En ce qui concerne Mme C D F :
8. Selon l’article 4, paragraphe 1, de la directive 2003/86/CE du 22 septembre 2003 relative au droit au regroupement familial : « Les États membres autorisent l’entrée et le séjour, conformément à la présente directive () des membres de la famille suivants : / () c) les enfants mineurs, y compris les enfants adoptés, du regroupant, lorsque celui-ci a le droit de garde et en a la charge. Les États membres peuvent autoriser le regroupement des enfants dont la garde est partagée, à condition que l’autre titulaire du droit de garde ait donné son accord () ». Lues conjointement avec celles des articles 7 et 12 de la même directive, ces dispositions ont pour objet de permettre à un réfugié d’être rejoint, au titre du regroupement familial, par ses enfants mineurs sans que le bénéfice de ce droit ne soit soumis aux conditions de ressources et de logement qui s’appliquent au titre du regroupement familial de droit commun des étrangers.
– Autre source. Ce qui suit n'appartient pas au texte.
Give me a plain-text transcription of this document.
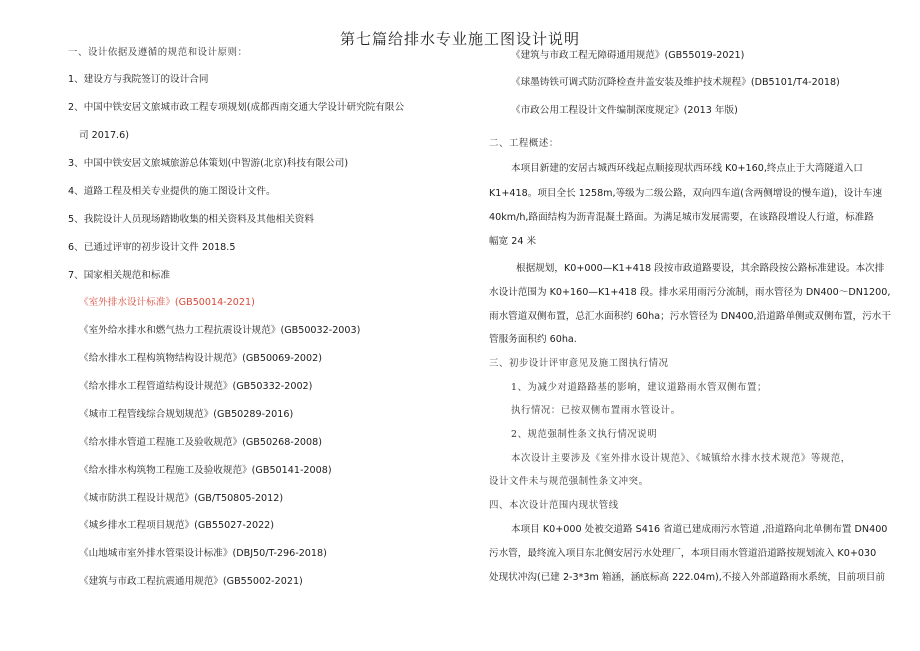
第七篇给排水专业施工图设计说明
一、设计依据及遵循的规范和设计原则：
1、建设方与我院签订的设计合同
2、中国中铁安居文旅城市政工程专项规划(成都西南交通大学设计研究院有限公
司 2017.6)
3、中国中铁安居文旅城旅游总体策划(中智游(北京)科技有限公司)
4、道路工程及相关专业提供的施工图设计文件。
5、我院设计人员现场踏勘收集的相关资料及其他相关资料
6、已通过评审的初步设计文件 2018.5
7、国家相关规范和标准
《室外排水设计标准》(GB50014-2021)
《室外给水排水和燃气热力工程抗震设计规范》(GB50032-2003)
《给水排水工程构筑物结构设计规范》(GB50069-2002)
《给水排水工程管道结构设计规范》(GB50332-2002)
《城市工程管线综合规划规范》(GB50289-2016)
《给水排水管道工程施工及验收规范》(GB50268-2008)
《给水排水构筑物工程施工及验收规范》(GB50141-2008)
《城市防洪工程设计规范》(GB/T50805-2012)
《城乡排水工程项目规范》(GB55027-2022)
《山地城市室外排水管渠设计标准》(DBJ50/T-296-2018)
《建筑与市政工程抗震通用规范》(GB55002-2021)
《建筑与市政工程无障碍通用规范》(GB55019-2021)
《球墨铸铁可调式防沉降检查井盖安装及维护技术规程》(DB5101/T4-2018)
《市政公用工程设计文件编制深度规定》(2013 年版)
二、工程概述：
本项目新建的安居古城西环线起点顺接现状西环线 K0+160,终点止于大湾隧道入口
K1+418。项目全长 1258m,等级为二级公路，双向四车道(含两侧增设的慢车道)，设计车速
40km/h,路面结构为沥青混凝土路面。为满足城市发展需要，在该路段增设人行道，标准路
幅宽 24 米
根据规划，K0+000—K1+418 段按市政道路要设，其余路段按公路标准建设。本次排
水设计范围为 K0+160—K1+418 段。排水采用雨污分流制，雨水管径为 DN400～DN1200,
雨水管道双侧布置，总汇水面积约 60ha；污水管径为 DN400,沿道路单侧或双侧布置，污水干
管服务面积约 60ha.
三、初步设计评审意见及施工图执行情况
1、为减少对道路路基的影响，建议道路雨水管双侧布置；
执行情况：已按双侧布置雨水管设计。
2、规范强制性条文执行情况说明
本次设计主要涉及《室外排水设计规范》、《城镇给水排水技术规范》等规范，
设计文件未与规范强制性条文冲突。
四、本次设计范围内现状管线
本项目 K0+000 处被交道路 S416 省道已建成雨污水管道 ,沿道路向北单侧布置 DN400
污水管，最终流入项目东北侧安居污水处理厂，本项目雨水管道沿道路按规划流入 K0+030
处现状冲沟(已建 2-3*3m 箱涵，涵底标高 222.04m),不接入外部道路雨水系统，目前项目前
9. Dans son arrêt du 16 juillet 2020, État belge (Regroupement familial – Enfant mineur), (C 133/19, C 136/19 et C 137/19), la Cour de justice de l’Union européenne a relevé que, pour la mise en œuvre du droit au regroupement familial à l’égard des enfants du réfugié, s’il est laissé à la discrétion des États membres le soin de déterminer l’âge de la majorité légale, aucune marge de manœuvre ne saurait en revanche leur être accordée quant à la fixation du moment auquel il convient de se référer pour apprécier cet âge. Elle a également précisé que cette fixation doit permettre d’assurer que l’intérêt de l’enfant demeure, en toutes circonstances, une considération primordiale pour les États membres et de garantir, conformément aux principes d’égalité de traitement et de sécurité juridique, un traitement identique et prévisible à tous les demandeurs se trouvant chronologiquement dans la même situation sans faire dépendre le succès de la demande de regroupement familial principalement de circonstances imputables à l’administration ou aux juridictions nationales, en particulier de la plus ou moins grande célérité avec laquelle la demande est traitée ou il est statué sur un recours dirigé contre une décision de rejet d’une telle demande, et non pas de circonstances imputables au demandeur. En conséquence, elle a dit pour droit que l’article 4, paragraphe 1, premier alinéa, sous c), de la directive 2003/86/CE du Conseil, du 22 septembre 2003, relative au droit au regroupement familial, doit être interprété en ce sens que la date à laquelle il convient de se référer pour déterminer si un ressortissant d’un pays tiers ou un apatride non marié est un enfant mineur, au sens de cette disposition, est celle à laquelle est présentée la demande d’entrée et de séjour aux fins du regroupement familial pour enfants mineurs, et non celle à laquelle il est statué sur cette demande par les autorités compétentes de cet État membre, le cas échéant après un recours dirigé contre une décision de rejet d’une telle demande.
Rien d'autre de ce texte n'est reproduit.